Nem todos se sentem à vontade para falar sobre o tema. É o caso de Odali Battisti, do Sindicato dos Trabalhadores Rurais de Progresso. Procurado por ZH, preferiu silenciar:
— Não quero falar nada. É um assunto polêmico.
O ex-prefeito Edegar Cerbaro (PP), a quem coube, à época, dar boas-vindas ao recém-chegado, ressalta que a família Battisti é "muito respeitada e querida" no município. Por ter o mesmo sobrenome, destaca Cerbaro, o visitante foi tratado com cordialidade e educação – e retribuiu as gentilezas. Hoje, segundo o ex-gestor municipal, há quem afirme que ele "tem de pagar pelo que fez", embora as incertezas persistam.
— Pelo que a gente sabia, a Itália sempre esteve atrás dele, então não era novidade que um dia a prisão ia acontecer. Quando esteve entre nós, pareceu uma pessoa normal, muito tranquila. Até fisicamente era muito parecido com os Battisti aqui de Progresso, que são todos muito honestos, pessoas exemplares. Mas o que vou dizer? Pode ser que seja mesmo culpado, pode ser que não. Seja como for, acho que Cesare vai ser sempre lembrado em Progresso — conclui o ex-prefeito.
HISTÓRICO DO CASO
Década de 1970
- Battisti se envolve com grupos de luta armada de extrema-esquerda.
Década de 1980
- Foge da Itália e passa a maior parte do tempo no México. É condenado à prisão perpétua, acusado por quatro homicídios que teria cometido na década de 1970.
Década de 1990
- Exila-se em Paris, protegido pela legislação do governo de François Mitterrand.
2004
- Sem Mitterrand, a França aprova extradição de Battisti para a Itália. Ele foge rumo ao Brasil, onde vive clandestino.
2007
- É preso no Rio de Janeiro. Alega inocência.
2009
- Ministério da Justiça dá a ele status de refugiado político. Supremo Tribunal Federal (STF) aprova extradição, mas condiciona decisão ao presidente da República.
2010
- Luiz Inácio Lula da Silva (PT), então presidente, decide, no último dia de seu mandato, pelo refúgio a Battisti no Brasil.
2011
- STF valida decisão de Lula. Battisti é solto e ganha visto de permanência.
2017
- Em setembro, defesa entra com habeas corpus preventivo no STF para evitar extradição. Caso fica sob relatoria do ministro Luiz Fux. No mês seguinte, Battisti é detido em Corumbá (MS) por evasão de divisas e, dias depois, recebe habeas corpus.
- O presidente Michel Temer decide extraditá-lo, mas espera decisão do STF. Fux concede liminar impedindo a extradição até que a Corte julge o hábeas.

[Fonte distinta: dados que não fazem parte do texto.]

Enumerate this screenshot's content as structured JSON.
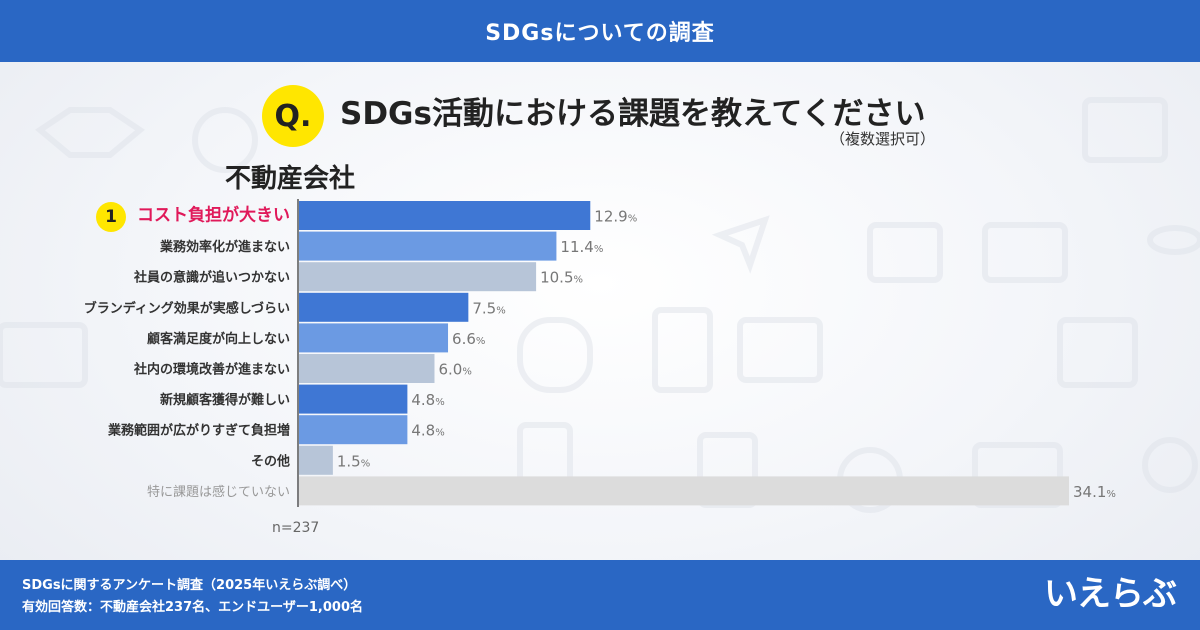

- Em dezembro, Battisti vira réu no caso da evasão de divisas.
2018
- Em novembro, Fux conclui análise sobre o habeas corpus e pede que caso seja levado ao plenário. No mês seguinte, porém, decide, de forma monocrática, pela prisão.
- Em 14 de dezembro, Temer assina o decreto de extradição.
2019
- Na noite de 12 de janeiro, Battisti é preso em Santa Cruz de la Sierra, na Bolívia.
- No dia seguinte, um domingo, é levado diretamente para Itália em avião enviado pelo governo do país para buscá-lo.
- Na segunda-feira, desembarca em Roma e é levado para o presídio de Massama, em Oristano, na Sardenha. Na unidade, de segurança máxima e destinada à prisão de terroristas, será mantido durante seis meses em uma cela isolada. Conforme o Ministério do Interior da Itália, Matteo Salvini, Battisti, condenado à prisão perpétua, "passará o resto de seus dias na cadeia".